Il restauro, che preserva il servizio della Guardia d’Onore alla Tomba del Milite Ignoto, è suddiviso in tre fasi: la prima, dal 28 marzo all’8 luglio 2023, interessa le porzioni laterali dell’Altare; la seconda, dal 9 luglio al 3 settembre 2023, la porzione centrale di destra compresa La Dea Roma; e la terza, dal 4 settembre al 24 ottobre 2023, la porzione centrale di sinistra.
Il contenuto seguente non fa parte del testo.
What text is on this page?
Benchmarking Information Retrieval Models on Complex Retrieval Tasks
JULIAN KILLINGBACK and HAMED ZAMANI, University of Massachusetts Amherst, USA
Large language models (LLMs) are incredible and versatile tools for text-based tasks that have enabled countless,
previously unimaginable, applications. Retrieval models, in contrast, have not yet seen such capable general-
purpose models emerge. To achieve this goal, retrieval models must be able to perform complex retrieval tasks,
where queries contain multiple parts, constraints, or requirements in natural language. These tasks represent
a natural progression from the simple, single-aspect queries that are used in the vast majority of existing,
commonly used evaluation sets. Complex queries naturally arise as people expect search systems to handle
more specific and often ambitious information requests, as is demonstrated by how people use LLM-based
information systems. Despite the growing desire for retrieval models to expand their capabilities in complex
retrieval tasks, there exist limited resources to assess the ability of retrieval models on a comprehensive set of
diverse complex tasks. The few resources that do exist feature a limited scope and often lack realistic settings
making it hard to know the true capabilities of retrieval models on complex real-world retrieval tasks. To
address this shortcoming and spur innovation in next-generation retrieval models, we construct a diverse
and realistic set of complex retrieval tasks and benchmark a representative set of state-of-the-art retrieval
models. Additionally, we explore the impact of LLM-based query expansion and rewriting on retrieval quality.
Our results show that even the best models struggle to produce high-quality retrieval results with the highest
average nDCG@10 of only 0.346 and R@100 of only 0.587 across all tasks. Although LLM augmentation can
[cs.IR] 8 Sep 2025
I lavori sono stati concepiti come un cantiere aperto che permette ai cittadini e ai turisti di osservare i restauratori dal vivo e di seguire il procedere dell’intervento attraverso un Diario del restauro, ovvero un report video pubblicato ogni settimana sul sito del VIVE. Inoltre, l’11 giugno, il 27 agosto e il 27 settembre, una visita guidata permetterà di salire eccezionalmente sui ponteggi.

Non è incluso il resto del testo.